Cheap stick framing has led to a proliferation of blocky, forgettable mid-rises—and more than a few construction fires. — Bloomberg Businessweek
"These buildings are in almost every U.S. city. They range from three to seven stories tall and can stretch for blocks. They’re usually full of rental apartments, but they can also house college dorms, condominiums, hotels, or assisted-living facilities. Close to city centers, they tend toward a blocky, often colorful modernism; out in the suburbs, their architecture is more likely to feature peaked roofs and historical motifs. Their outer walls are covered with fiber cement, metal, stucco, or bricks."
Not to forget, these apartment buildings also have commercial centers that are the same everywhere. Everyone in this country knows what a Best Buy store looks like and which shelf has what they need. You can go miles and miles and chances are you'll be traveling in the same built environment.
36 Comments
That's a useful, quick overview. Many variables are unexplored, but it gets at the big picture.
I agree with you citizen. Yes, of course, the variables, layers of pastiche of avant garde-ness, mostly wry entertainment.
I've heard this in real, "we've got to jazz this elevation up" also an insult to jazz music.
I think it's not 'stuck frame' alone, and -I think you can work with wood framing- but also, investment type, targeted consumer demographics, marketing, new and detached urbanisms, SketchUp.., all partially responsible. More or less, this is our business model.
On a more positive note...by the looks of it there will be plenty to do for future architects, no way these will have to be preserved.
Let's not forget that the reason developers want to 'Jazz things up' is that apartment buildings used to be much much much more boring and alike in the post war years. One could do an elegant pre-war apartment building, but you'd have to train architects in the art of composition, not in the crap shoot of 'is this form eye catching'... and then convince the person paying for it that you're a genius.
So that's what we get when you deny the training required to compose intelligently, ie: thinking about buildability, functionality, and decoratively. But we'll continue to sing past the graveyard as the obvious stares us in the face cause it's not cool. Here's an example from my neighborhood that was the default position of so many buildings, and forget LA.
If we're really going to have an honest discussion about this issue, we need to acknowledge the architect's role in this situation, aside from all the good and valid points made in the article.
no balconies. this wouldn't rent. does this have natural or mechanical ventilation?
Balconies certainly help. No idea about ventilation but assume mechanical, or else no rent at all. Function before beauty.
Here's an apartment building in Paris, no historical stuff but kicks ass.
don't think this is a 4 over 2 from 510.2
Or what about Siza's Bonjour Tristesse?
https://www.archdaily.com/5193...
Or Hans Kollhoff' Piraeus buidling:
http://kollhoff.de/en/PROJECTS...
curt, you've hit the saddest nail on the head
I modified it here. Point is we can do a lot better, historicist or moderne.
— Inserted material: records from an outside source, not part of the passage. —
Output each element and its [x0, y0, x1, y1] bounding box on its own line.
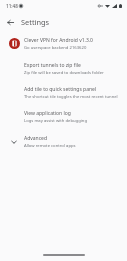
button[interactable]: Clever VPN for Android v1.3.0	[0, 33, 127, 55]
staticText: Allow remote control apps	[24, 143, 76, 149]
staticText: Advanced	[24, 135, 48, 142]
staticText: Go userspace backend 2163620	[24, 45, 87, 51]
staticText: Zip file will be saved to downloads fold…	[24, 70, 104, 76]
staticText: Export tunnels to zip file	[24, 62, 81, 69]
staticText: The shortcut tile toggles the most recen…	[24, 94, 118, 100]
staticText: 11:48	[6, 3, 18, 9]
staticText: Add tile to quick settings panel	[24, 86, 97, 93]
button[interactable]: Add tile to quick settings panel	[0, 82, 127, 104]
button[interactable]: Back	[3, 15, 17, 29]
staticText: View application log	[24, 110, 71, 117]
other: Expand advanced	[8, 136, 19, 147]
button[interactable]: Export tunnels to zip file	[0, 58, 127, 80]
staticText: Logs may assist with debugging	[24, 118, 87, 124]
button[interactable]: View application log	[0, 106, 127, 128]
staticText: Settings	[21, 17, 50, 27]
button[interactable]: Expand advanced	[0, 131, 127, 153]
staticText: Clever VPN for Android v1.3.0	[24, 37, 93, 44]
No historical detail per se, but very responsive to the context nonetheless. It can be done.
Cf. Soviet housing:
Via "Farewell Khrushchyovki? Putin Backs Fresh Push To Raze Ramshackle Soviet-Era Housing"
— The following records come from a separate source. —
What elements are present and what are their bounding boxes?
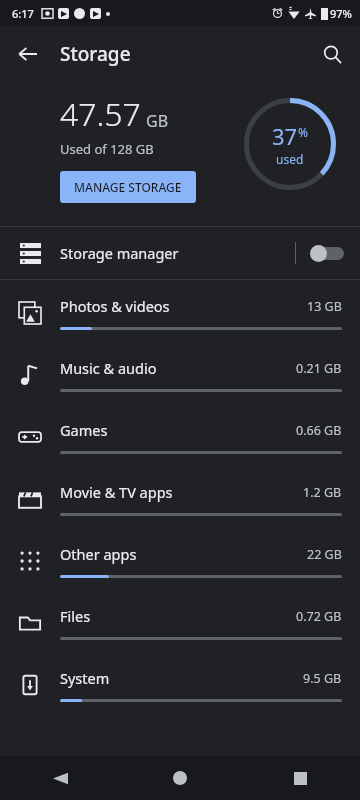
- button[interactable]: Recent apps: [240, 756, 360, 800]
- button[interactable]: Home: [120, 756, 240, 800]
- staticText: 1.2 GB: [303, 484, 342, 501]
- button[interactable]: Files: [0, 592, 360, 654]
- button[interactable]: Music & audio: [0, 344, 360, 406]
- staticText: 9.5 GB: [303, 670, 342, 687]
- button[interactable]: MANAGE STORAGE: [60, 171, 196, 203]
- staticText: Photos & videos: [60, 296, 307, 316]
- staticText: 0.21 GB: [296, 360, 342, 377]
- staticText: 47.57: [60, 92, 141, 136]
- staticText: Used of 128 GB: [60, 140, 154, 158]
- staticText: Other apps: [60, 544, 307, 564]
- staticText: Storage: [60, 41, 131, 67]
- button[interactable]: Photos & videos: [0, 282, 360, 344]
- button[interactable]: Search: [312, 34, 352, 74]
- button[interactable]: Movie & TV apps: [0, 468, 360, 530]
- button[interactable]: Back: [8, 34, 48, 74]
- button[interactable]: Storage manager toggle: [310, 238, 346, 268]
- button[interactable]: System: [0, 654, 360, 716]
- staticText: Storage manager: [60, 243, 295, 263]
- staticText: 22 GB: [307, 546, 342, 563]
- staticText: %: [298, 124, 308, 140]
- staticText: MANAGE STORAGE: [74, 179, 182, 195]
- button[interactable]: Storage manager: [0, 227, 360, 279]
- staticText: Games: [60, 420, 296, 440]
- staticText: GB: [146, 110, 169, 132]
- staticText: Files: [60, 606, 296, 626]
- staticText: 37: [272, 121, 298, 151]
- staticText: 0.66 GB: [296, 422, 342, 439]
- staticText: 6:17: [12, 6, 34, 21]
- button[interactable]: Back: [0, 756, 120, 800]
- button[interactable]: Games: [0, 406, 360, 468]
- staticText: 13 GB: [307, 298, 342, 315]
- button[interactable]: Other apps: [0, 530, 360, 592]
- staticText: System: [60, 668, 303, 688]
- staticText: 97%: [330, 6, 352, 21]
- staticText: 0.72 GB: [296, 608, 342, 625]
- staticText: Movie & TV apps: [60, 482, 303, 502]
- staticText: used: [276, 151, 304, 167]
- staticText: Music & audio: [60, 358, 296, 378]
"For millions of Soviet citizens in the decades after World War II, they were home: the prefabricated apartment buildings known as khrushchyovki, after the Soviet leader who pushed their construction, Nikita Khrushchev.
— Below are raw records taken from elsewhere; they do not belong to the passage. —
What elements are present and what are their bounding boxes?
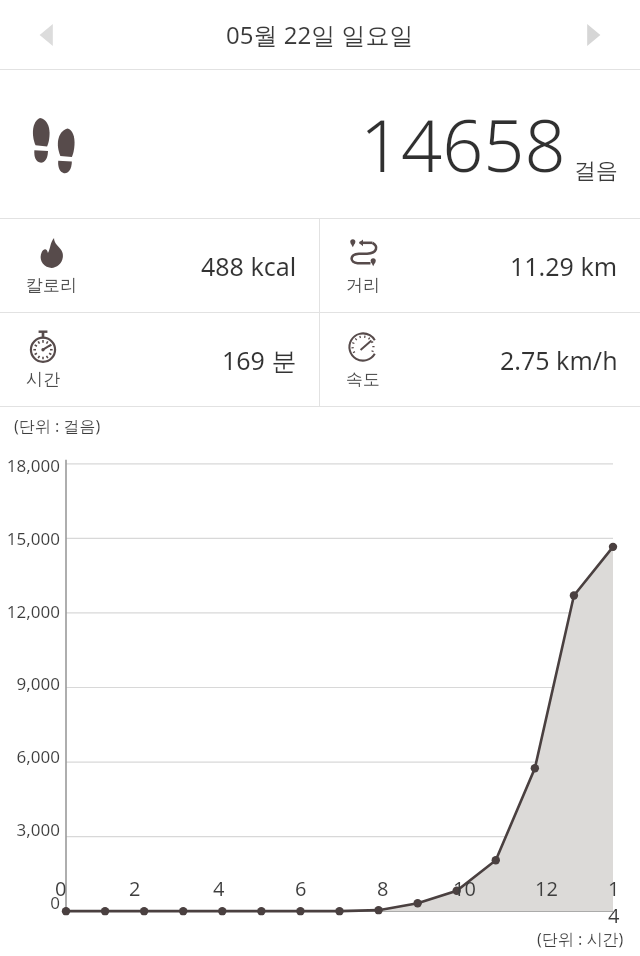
button[interactable]: 거리 <box>320 219 640 312</box>
staticText: 거리 <box>346 275 380 296</box>
staticText: 6,000 <box>0 745 60 765</box>
staticText: 0 <box>55 875 67 902</box>
button[interactable] <box>0 407 640 956</box>
staticText: 2 <box>129 875 141 902</box>
button[interactable]: 칼로리 <box>0 219 319 312</box>
staticText: 걸음 <box>574 157 618 185</box>
staticText: 3,000 <box>0 818 60 838</box>
staticText: 14 <box>608 875 629 929</box>
button[interactable]: 14658 <box>0 70 640 218</box>
staticText: 12,000 <box>0 600 60 620</box>
staticText: 8 <box>377 875 389 902</box>
staticText: 11.29 km <box>510 249 618 283</box>
staticText: 칼로리 <box>26 275 77 296</box>
staticText: 15,000 <box>0 527 60 547</box>
staticText: 2.75 km/h <box>500 343 618 377</box>
button[interactable]: Previous day <box>26 13 70 57</box>
button[interactable]: 시간 <box>0 313 319 406</box>
staticText: 10 <box>453 875 476 902</box>
staticText: 4 <box>213 875 225 902</box>
staticText: 0 <box>0 891 60 911</box>
staticText: 05월 22일 일요일 <box>226 18 414 51</box>
staticText: (단위 : 시간) <box>537 928 624 950</box>
staticText: 14658 <box>360 95 566 193</box>
staticText: (단위 : 걸음) <box>14 415 101 437</box>
staticText: 12 <box>535 875 558 902</box>
staticText: 9,000 <box>0 672 60 692</box>
staticText: 속도 <box>346 369 380 390</box>
staticText: 488 kcal <box>201 249 297 283</box>
staticText: 169 분 <box>222 343 297 377</box>
button[interactable]: 속도 <box>320 313 640 406</box>
button[interactable]: Next day <box>570 13 614 57</box>
staticText: 6 <box>295 875 307 902</box>
staticText: 시간 <box>26 369 60 390</box>
staticText: 18,000 <box>0 454 60 474</box>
"But they were also the subject of derision: cheaply built, cookie-cutter housing blocks with paper-thin walls, low ceilings, and a five-story design that allowed authorities to eschew elevators and still remain in compliance with housing codes."
Behind the decades of heated debate between capitalism and communism, there are marked similarities at the top, the concentration of power and economic abstractions, and the bottom, the results we live in.
Related:
"Distressed America is Wall Street’s hottest new investment vehicle.
"Hedge funds, investment banks and money managers are trying to raise tens of billions of dollars this year for so-called opportunity funds, a creation of President Trump’s 2017 tax package meant to steer money to poor areas by offering potentially large tax breaks.
"Little noticed at first, the provision has unleashed a flurry of investment activity by wealthy families, some of Wall Street’s biggest investors and other investors who want to put money into projects ostensibly meant to help struggling Americans. The ranks of those starting such funds include Anthony Scaramucci, the New York hedge fund executive who served briefly as Mr. Trump’s communications director."
https://www.nytimes.com/2019/0...
And a lot of this investment will go into real estate.
Anyone who thinks raising taxes on the wealthy will crimp the economy isn't aware of how high taxes where during the gogo 50's and 60's when so much of our infrastructure and public schools where built. Smart public spending begets private enterprise.
Keep an eye on this. If the investment houses and hedge funds get involved, we could have another 2008 mess. The Obama restrictions have been lifted, right?
Thayer, that was pre globalization and pre internet. Companies are no longer bound by geographic locale. When tax burden surpasses the burden of relocating, the companies will follow path of least resistance. The burden of relocating has dramatically dropped and therefore the threshold for taxation has too. See Amazon telling NY to go fuck itself....
In other words RACE TO THE BOTTOM! GO!!
jla-x, globalism started in full with the English and Dutch mercantile empires of the 1600's. Maybe it's time to dust off TDR's monopoly busting bat. I've got no issue with the free markets what so ever, they are essential to personal freedom.But even Adam Smith knew there's no freedom if the biggest and baddest smashes everybody else. As for Amazon, sometimes it's worth putting up a little resistance if they are planning to make local retailers obsolete. Better yet, go to Detroit, a place where those jobs would do a lot more good.
What globalization means now, as it did in 2008, is that there is an enormous pool of money investors worldwide are itching to invest, and they will be attracted to the risky, volatile, in fact dubious, investment schemes that did us in back then. Again, I think the restraints have been lifted. Someone correct me. Look at what happened in Florida and California. If it catches on, there could similar massive construction in whatever areas are deemed poor. Heaven knows how it will be designed.
i just put money into a crowdsourced REIT of some sort that invests in these properties.
Blame sketch-up.
Very true.
"The problem with minimalism is that it doesn't leave much to work with."
-Witold Rybczynski
For a second there I thought, why are you quoting the guy from Coop Himmelb(l)au...
Ha!
The real minimalism is on the part of the developers. Minimized construction costs, minimized architectural fees, and minimized creativity in the design concepts.
Another Paris scene. Adolf Loos must be spinning in his grave.
Beautiful!
And that's from a crusty form code followed by builders.
Haussmann in da house!
https://www.area-arch.it/en/ho...
Another article with similar issues.
http://commonedge.org/when-bui...
Parisian glass and steel, and the windows are operable!
This was a good explanation of a general building trend — but it is lacking as a critique. Google any city + architect + multifam housing and you can see much better examples that are economic and well-detailed but not cheap.
What I don’t like is the general “oh, look at 1930s housing” which was mass produced and is now well-regarded. But that was the peak of Design culture in America, which has now receded into pockets of architecture culture. A lot of these houses are just dense versions of McMansions — McUrbanism that is like a quick meal by a highway, but doesn’t meet long term health requirements of the city. That many people see them as ugly is a sign of something deeper and shouldn’t be ignored. Beauty is usually just a signifier of social and economic issues.